Question 8.6.6: Differentiating and Integrating a Power Series Use the power...
Differentiating and Integrating a Power Series
Use the power series \sum_{k=0}^{\infty}(-1)^k x^k to find power series representations of \frac{1}{(1+x)^2}, \frac{1}{1+x^2} and \tan ^{-1} x.
Notice that \sum_{k=0}^{\infty}(-1)^k x^k=\sum_{k=0}^{\infty}(-x)^k is a geometric series with ratio r = −x.

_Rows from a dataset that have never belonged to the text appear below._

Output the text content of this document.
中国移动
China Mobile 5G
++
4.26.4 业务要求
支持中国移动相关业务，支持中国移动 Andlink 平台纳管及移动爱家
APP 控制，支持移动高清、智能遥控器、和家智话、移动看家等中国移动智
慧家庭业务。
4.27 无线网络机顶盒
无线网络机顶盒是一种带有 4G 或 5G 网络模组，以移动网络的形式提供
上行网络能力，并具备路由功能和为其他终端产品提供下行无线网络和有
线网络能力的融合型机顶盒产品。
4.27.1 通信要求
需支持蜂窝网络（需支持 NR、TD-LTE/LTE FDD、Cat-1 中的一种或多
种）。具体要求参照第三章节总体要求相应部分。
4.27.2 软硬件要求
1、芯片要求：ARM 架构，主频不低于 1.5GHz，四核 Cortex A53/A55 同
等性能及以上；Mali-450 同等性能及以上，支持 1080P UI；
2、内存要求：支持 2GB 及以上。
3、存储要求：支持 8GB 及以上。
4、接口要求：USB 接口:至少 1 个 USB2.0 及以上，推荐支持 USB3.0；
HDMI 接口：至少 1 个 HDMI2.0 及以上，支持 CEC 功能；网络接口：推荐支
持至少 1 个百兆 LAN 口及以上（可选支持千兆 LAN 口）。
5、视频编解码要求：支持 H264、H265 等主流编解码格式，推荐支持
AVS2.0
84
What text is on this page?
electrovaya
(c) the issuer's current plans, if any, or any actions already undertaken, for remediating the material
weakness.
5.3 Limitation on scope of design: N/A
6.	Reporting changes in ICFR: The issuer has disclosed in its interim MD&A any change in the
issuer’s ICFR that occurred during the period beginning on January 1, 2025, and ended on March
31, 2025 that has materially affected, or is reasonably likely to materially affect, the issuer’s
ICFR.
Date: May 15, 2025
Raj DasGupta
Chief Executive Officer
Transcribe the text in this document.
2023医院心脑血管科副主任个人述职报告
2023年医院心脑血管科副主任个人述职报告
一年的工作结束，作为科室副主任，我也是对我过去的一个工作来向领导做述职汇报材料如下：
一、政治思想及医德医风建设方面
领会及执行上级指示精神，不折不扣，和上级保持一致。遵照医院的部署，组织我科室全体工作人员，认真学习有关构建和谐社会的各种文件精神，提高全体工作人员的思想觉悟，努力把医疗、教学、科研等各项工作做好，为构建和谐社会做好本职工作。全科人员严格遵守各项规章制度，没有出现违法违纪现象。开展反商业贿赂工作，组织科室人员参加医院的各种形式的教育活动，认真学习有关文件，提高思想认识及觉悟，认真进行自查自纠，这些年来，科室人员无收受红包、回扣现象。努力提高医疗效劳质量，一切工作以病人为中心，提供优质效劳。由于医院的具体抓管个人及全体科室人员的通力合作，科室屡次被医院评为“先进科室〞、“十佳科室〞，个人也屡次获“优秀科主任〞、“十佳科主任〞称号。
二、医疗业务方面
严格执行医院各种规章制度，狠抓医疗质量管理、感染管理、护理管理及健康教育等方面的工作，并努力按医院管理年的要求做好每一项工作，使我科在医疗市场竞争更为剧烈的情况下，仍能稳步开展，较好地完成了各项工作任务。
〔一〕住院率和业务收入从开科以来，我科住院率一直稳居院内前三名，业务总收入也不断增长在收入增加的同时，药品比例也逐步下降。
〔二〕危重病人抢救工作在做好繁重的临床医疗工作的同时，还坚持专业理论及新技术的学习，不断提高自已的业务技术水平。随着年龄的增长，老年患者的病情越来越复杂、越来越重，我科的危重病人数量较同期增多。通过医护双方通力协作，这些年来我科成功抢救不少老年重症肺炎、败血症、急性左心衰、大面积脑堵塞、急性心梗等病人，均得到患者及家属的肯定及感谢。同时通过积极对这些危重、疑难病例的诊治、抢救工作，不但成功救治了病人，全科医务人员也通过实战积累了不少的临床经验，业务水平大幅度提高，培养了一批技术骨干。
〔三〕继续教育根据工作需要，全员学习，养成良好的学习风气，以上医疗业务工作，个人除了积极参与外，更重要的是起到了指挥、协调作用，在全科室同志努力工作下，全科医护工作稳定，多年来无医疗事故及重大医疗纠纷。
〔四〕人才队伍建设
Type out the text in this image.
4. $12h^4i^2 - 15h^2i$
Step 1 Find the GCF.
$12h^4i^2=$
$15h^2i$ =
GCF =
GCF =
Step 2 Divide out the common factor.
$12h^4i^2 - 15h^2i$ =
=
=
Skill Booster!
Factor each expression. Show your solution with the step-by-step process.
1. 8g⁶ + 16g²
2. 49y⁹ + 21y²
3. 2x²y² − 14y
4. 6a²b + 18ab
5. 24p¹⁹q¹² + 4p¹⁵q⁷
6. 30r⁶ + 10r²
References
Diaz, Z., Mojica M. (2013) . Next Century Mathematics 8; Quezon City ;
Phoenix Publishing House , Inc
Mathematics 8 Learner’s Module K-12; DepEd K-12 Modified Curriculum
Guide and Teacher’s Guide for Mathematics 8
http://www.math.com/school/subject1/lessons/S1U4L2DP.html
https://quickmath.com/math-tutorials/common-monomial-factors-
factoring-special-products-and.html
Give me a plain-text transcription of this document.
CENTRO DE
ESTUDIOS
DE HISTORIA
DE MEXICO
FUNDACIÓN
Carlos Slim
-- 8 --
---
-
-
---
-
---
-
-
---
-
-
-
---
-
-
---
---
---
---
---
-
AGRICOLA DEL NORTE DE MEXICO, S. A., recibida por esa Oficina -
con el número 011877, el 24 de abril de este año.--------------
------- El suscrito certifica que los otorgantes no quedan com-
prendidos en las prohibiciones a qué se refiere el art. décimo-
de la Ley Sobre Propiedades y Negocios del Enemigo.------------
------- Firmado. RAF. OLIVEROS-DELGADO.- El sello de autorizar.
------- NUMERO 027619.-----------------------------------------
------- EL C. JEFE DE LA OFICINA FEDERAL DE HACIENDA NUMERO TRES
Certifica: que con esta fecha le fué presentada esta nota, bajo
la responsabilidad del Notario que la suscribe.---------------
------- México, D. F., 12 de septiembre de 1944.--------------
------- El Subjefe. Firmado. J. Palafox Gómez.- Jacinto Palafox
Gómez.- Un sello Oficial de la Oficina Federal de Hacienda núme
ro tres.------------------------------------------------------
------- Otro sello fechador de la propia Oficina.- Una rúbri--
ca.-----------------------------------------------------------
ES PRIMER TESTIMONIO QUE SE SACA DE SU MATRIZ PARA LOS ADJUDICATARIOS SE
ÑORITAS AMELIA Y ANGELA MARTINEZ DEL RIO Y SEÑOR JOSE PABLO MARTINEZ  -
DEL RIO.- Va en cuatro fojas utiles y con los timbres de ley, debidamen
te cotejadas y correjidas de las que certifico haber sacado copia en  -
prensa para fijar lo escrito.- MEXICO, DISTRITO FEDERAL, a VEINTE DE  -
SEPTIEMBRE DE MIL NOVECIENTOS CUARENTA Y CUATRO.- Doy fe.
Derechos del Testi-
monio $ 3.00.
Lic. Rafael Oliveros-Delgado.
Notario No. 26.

This series converges, then, whenever |r| = |−x| = |x| < 1, to
\frac{a}{1-r}=\frac{1}{1-(-x)}=\frac{1}{1+x}.
That is, for −1 < x < 1, \frac{1}{1+x}=\sum_{k=0}^{\infty}(-1)^k x^k. (6.2)
Differentiating both sides of (6.2), we get
\frac{-1}{(1+x)^2}=\sum_{k=0}^{\infty}(-1)^k k x^{k-1}, \quad \text { for }-1<x<1.
Multiplying both sides by −1 gives us a new power series representation:
\frac{1}{(1+x)^2}=\sum_{k=0}^{\infty}(-1)^{k+1} k x^{k-1},valid for −1 < x < 1. Notice that we can also obtain a new power series from (6.2) by substitution. For instance, if we replace x with x², we get
\frac{1}{1+x}=\sum_{k=0}^{\infty}(-1)^k x^k. (6.2)
\frac{1}{1+x^2}=\sum_{k=0}^{\infty}(-1)^k\left(x^2\right)^k=\sum_{k=0}^{\infty}(-1)^k x^{2 k}, (6.3)
valid for −1 < x² < 1 (which is equivalent to having x² < 1 or −1 < x < 1).
Integrating both sides of (6.3) gives us
\int \frac{1}{1+x^2} d x=\sum_{k=0}^{\infty}(-1)^k \int x^{2 k} d x=\sum_{k=0}^{\infty} \frac{(-1)^k x^{2 k+1}}{2 k+1}+c . (6.4)
You should recognize the integral on the left-hand side of (6.4) as \tan ^{-1} x. That is,
\tan ^{-1} x=\sum_{k=0}^{\infty} \frac{(-1)^k x^{2 k+1}}{2 k+1}+c, \quad \text { for }-1<x<1. (6.5)
Taking x = 0 gives us
\tan ^{-1} 0=\sum_{k=0}^{\infty} \frac{(-1)^k 0^{2 k+1}}{2 k+1}+c=c,so that c=\tan ^{-1} 0=0 \text {. }. Equation (6.5) now gives us a power series representation for \tan ^{-1}x, namely:
\tan ^{-1} x=\sum_{k=0}^{\infty} \frac{(-1)^k x^{2 k+1}}{2 k+1}=x-\frac{1}{3} x^3+\frac{1}{5} x^5-\frac{1}{7} x^7+\cdots, \quad \text { for }-1<x<1.
In this case, the series also converges at the endpoint x = 1.